What are the bonding requirements for CSST gas piping?

gas piping · csst

Quick answer

All corrugated stainless steel tubing (CSST) gas piping must be directly bonded to the electrical service grounding system with a #6 AWG copper conductor or larger. The bond clamp goes on the CSST steel manifold or on a rigid pipe segment downstream of the gas meter — NOT on the CSST tubing itself.

This is required by NFPA 54 / IFGC 310.1 and by every major CSST manufacturer's instructions (Gastite, OmegaFlex/TracPipe, HOMEFLEX).

Why CSST is special

Unlike black iron, CSST has a thin stainless wall — about 0.010 inches at the corrugations. A nearby lightning strike can induce enough voltage on the gas piping to arc through that wall, igniting the gas. Several house fires in the 2000s traced back to indirect lightning strikes on unbonded CSST.

Bonding ties the gas piping to the same potential as the building's electrical ground, so when a surge hits, it dissipates harmlessly through the bonding wire instead of arcing through the pipe wall.

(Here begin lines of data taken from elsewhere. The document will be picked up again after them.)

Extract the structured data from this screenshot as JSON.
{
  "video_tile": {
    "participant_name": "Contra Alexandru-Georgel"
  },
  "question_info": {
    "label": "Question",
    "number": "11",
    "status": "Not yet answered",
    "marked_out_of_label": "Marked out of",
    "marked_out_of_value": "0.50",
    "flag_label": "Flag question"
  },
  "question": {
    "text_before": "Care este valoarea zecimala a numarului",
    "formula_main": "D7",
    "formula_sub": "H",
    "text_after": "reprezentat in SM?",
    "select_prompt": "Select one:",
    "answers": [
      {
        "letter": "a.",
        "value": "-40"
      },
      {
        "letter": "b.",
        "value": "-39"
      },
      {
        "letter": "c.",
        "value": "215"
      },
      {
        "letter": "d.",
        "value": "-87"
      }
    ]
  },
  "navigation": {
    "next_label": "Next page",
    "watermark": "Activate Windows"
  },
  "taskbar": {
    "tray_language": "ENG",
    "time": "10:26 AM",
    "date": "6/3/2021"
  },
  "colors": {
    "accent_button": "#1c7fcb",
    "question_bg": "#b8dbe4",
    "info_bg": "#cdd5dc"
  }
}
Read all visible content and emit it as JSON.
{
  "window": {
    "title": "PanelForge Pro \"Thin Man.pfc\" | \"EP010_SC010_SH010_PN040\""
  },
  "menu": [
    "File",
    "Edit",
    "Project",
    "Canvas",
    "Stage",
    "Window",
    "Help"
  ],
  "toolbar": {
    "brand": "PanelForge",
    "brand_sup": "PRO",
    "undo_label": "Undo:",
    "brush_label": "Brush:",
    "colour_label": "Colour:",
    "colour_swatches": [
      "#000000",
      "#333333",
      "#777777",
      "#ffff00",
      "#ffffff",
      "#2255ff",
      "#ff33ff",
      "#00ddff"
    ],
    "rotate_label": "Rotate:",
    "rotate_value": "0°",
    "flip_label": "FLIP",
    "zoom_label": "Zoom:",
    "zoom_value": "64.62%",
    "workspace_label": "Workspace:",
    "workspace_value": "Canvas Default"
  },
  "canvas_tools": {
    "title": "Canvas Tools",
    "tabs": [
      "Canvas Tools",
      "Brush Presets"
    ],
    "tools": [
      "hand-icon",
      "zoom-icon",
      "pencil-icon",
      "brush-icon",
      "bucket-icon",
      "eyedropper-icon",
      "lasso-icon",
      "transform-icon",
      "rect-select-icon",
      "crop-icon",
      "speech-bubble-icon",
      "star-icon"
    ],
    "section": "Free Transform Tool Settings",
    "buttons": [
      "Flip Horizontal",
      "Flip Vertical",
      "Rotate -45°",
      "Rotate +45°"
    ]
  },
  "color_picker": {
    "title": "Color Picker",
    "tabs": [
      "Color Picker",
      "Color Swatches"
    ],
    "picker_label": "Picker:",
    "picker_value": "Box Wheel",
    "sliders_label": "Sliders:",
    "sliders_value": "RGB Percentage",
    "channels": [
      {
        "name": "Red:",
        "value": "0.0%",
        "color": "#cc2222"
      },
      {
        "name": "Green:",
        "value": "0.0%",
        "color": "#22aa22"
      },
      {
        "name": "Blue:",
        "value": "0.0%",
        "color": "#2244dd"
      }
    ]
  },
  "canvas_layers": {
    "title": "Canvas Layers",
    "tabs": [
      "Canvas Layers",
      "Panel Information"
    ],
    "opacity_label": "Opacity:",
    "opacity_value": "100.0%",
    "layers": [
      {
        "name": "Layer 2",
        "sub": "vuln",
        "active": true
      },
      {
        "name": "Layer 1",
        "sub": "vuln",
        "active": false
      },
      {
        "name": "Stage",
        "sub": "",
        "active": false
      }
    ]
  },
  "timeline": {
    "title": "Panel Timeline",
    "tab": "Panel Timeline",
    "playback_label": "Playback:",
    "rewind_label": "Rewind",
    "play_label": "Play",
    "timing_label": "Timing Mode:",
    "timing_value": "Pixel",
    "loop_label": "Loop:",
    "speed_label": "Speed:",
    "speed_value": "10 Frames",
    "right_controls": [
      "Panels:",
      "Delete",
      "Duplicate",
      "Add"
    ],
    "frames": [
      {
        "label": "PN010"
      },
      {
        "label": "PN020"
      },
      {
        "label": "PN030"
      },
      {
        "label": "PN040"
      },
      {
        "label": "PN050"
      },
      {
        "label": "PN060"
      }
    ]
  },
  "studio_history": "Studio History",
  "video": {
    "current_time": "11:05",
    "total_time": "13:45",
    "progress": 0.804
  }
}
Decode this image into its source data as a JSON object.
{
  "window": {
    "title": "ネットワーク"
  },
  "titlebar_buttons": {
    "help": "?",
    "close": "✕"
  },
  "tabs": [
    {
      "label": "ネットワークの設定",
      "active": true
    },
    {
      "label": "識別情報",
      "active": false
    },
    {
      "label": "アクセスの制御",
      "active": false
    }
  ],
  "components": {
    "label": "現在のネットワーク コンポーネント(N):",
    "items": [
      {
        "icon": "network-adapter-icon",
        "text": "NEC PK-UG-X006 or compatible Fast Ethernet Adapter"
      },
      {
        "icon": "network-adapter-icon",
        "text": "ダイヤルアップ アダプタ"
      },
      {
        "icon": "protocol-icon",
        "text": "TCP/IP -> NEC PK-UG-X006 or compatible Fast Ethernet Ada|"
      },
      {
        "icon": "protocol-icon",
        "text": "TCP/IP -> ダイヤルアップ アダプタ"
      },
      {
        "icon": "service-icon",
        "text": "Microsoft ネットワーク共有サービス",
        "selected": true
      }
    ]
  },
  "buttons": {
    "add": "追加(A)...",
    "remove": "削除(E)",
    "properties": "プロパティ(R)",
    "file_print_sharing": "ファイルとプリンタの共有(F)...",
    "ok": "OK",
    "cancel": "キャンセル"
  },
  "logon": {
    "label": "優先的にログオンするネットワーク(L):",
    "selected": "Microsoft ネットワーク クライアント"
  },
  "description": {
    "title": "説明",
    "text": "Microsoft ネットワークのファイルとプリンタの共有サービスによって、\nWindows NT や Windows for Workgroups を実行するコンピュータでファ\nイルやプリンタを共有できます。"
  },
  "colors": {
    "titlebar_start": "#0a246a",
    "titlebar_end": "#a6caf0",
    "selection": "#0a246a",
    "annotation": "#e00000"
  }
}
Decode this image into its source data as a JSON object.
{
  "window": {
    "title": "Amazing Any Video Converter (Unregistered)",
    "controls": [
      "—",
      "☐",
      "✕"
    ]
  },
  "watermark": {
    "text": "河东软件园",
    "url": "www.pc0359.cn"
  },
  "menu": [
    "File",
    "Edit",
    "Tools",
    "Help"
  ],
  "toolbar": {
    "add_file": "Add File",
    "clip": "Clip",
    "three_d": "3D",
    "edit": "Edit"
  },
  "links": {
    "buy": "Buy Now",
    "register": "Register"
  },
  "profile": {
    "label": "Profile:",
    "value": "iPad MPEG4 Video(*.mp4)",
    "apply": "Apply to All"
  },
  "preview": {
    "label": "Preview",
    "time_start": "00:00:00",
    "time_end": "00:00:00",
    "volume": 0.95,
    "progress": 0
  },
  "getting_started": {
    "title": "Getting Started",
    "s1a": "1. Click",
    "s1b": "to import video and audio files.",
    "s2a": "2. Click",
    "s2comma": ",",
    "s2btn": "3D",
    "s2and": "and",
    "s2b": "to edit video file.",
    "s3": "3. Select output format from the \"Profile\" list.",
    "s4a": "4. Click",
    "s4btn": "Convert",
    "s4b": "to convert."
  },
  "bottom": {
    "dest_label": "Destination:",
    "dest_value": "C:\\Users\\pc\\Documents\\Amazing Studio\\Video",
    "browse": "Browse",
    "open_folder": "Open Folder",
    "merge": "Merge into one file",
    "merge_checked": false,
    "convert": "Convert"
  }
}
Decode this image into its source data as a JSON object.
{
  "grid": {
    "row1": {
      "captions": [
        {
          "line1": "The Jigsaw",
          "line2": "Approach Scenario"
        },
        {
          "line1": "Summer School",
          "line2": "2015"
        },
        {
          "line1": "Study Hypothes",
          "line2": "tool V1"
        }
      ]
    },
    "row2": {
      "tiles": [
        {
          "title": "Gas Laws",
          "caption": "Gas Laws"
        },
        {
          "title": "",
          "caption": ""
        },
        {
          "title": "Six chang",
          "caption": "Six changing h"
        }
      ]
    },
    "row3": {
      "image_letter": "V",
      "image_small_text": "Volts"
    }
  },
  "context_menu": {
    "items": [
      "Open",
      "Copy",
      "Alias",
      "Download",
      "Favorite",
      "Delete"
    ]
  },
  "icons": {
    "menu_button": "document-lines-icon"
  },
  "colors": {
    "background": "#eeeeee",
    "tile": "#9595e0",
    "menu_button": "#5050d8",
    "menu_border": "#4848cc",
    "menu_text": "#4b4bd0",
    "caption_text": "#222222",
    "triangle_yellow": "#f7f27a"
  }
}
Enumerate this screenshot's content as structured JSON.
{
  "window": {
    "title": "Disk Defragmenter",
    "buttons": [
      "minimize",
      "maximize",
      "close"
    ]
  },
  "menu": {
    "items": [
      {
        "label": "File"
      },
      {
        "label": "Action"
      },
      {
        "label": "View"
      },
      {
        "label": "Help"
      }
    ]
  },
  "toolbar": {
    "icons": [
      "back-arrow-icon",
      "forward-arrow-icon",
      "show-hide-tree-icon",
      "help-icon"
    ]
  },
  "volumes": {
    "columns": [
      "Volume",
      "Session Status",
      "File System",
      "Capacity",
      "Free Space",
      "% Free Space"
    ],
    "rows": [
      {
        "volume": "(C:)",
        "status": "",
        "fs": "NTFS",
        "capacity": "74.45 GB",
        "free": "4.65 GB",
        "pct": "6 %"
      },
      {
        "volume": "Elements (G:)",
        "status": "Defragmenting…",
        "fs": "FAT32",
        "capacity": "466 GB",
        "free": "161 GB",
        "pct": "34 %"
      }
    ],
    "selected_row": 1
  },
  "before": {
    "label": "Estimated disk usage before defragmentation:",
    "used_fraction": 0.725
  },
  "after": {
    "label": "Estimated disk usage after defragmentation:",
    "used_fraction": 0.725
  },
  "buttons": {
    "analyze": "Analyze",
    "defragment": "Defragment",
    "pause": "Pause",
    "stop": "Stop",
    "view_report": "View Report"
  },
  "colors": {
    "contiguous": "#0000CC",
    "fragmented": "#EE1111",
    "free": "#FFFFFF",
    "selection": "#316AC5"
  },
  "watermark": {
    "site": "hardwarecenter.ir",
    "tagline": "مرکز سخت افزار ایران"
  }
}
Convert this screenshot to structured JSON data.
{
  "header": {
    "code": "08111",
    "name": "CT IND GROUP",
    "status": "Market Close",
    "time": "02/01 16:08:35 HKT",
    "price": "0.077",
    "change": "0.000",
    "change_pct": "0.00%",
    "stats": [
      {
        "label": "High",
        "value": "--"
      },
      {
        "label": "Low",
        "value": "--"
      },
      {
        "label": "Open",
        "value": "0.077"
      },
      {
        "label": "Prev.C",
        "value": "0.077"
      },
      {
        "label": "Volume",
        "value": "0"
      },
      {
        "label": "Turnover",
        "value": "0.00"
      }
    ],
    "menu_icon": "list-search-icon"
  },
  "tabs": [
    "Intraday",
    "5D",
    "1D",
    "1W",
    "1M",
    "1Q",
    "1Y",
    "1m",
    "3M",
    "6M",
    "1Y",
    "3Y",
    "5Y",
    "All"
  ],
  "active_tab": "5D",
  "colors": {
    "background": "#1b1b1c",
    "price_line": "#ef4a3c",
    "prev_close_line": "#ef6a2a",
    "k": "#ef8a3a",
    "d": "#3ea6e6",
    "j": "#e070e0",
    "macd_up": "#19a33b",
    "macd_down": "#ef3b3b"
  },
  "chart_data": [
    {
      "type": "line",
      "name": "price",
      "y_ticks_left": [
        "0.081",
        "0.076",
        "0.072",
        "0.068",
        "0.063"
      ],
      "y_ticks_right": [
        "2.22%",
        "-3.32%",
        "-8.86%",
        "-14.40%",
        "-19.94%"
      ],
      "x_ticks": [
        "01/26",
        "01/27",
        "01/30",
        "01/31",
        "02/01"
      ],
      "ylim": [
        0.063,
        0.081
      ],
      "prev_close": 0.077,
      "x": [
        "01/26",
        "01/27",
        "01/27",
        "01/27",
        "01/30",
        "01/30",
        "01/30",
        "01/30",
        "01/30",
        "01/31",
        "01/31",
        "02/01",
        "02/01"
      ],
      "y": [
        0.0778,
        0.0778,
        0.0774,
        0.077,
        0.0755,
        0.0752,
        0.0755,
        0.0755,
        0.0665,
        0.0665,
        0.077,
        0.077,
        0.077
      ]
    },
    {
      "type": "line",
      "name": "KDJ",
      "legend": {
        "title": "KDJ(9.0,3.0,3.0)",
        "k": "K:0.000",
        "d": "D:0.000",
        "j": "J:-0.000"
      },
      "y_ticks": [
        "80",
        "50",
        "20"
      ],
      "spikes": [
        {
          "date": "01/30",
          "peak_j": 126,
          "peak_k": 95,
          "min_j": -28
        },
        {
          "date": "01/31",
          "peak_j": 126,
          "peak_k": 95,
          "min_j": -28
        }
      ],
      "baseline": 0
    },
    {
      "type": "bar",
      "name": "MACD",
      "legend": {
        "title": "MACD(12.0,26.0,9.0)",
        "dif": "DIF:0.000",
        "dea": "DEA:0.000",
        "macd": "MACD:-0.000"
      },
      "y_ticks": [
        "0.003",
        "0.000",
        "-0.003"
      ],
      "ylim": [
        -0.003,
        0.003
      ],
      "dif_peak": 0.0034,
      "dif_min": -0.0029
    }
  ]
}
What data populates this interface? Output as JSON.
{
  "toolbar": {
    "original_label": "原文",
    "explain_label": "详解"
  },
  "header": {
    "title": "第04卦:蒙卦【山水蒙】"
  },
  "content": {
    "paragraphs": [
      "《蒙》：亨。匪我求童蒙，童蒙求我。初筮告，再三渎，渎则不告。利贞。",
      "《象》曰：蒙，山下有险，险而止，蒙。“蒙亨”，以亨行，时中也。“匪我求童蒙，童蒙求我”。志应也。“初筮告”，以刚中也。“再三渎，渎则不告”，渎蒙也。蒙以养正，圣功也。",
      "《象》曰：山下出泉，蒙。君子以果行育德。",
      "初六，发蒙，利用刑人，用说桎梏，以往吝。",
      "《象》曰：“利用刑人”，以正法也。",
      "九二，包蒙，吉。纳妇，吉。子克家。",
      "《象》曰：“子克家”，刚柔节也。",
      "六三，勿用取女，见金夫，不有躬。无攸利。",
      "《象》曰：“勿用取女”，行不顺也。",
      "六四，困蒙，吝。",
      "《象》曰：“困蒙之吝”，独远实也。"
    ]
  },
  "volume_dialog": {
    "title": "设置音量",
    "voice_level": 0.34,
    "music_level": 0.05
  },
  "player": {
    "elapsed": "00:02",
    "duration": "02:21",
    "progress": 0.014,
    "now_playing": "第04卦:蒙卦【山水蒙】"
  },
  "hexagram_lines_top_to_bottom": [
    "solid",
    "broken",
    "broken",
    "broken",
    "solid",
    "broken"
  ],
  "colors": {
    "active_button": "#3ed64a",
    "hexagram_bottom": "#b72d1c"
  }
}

The exact requirements (NFPA 54 7.13)

  1. Bond conductor: #6 AWG copper minimum (some jurisdictions require #4)
  2. Bond location: as close as practical to the point of CSST installation, on the rigid steel side of the system
  3. Connection method: listed bond clamp rated for the conductor size
  4. Termination: to the electrical service grounding electrode system or grounding-electrode conductor
  5. Continuity: no painted or coated joints in the bond path

Manufacturer-specific updates (arc-resistant CSST)

Newer arc-resistant black-jacket CSST products (Gastite FlashShield+, TracPipe CounterStrike) have additional jackets that reduce — but do not eliminate — the bonding requirement. Always follow the manufacturer's current installation instructions in addition to the code.

What this means on the job

  1. Install CSST per manufacturer's instructions.
  2. Run a continuous #6 copper from the rigid steel pipe (downstream of the meter, upstream of the CSST manifold) to the electrical service ground.
  3. Use a listed bond clamp — no quick clips, no painted contact points.
  4. Document it on the rough-in inspection; inspectors will look for the bond before signing off.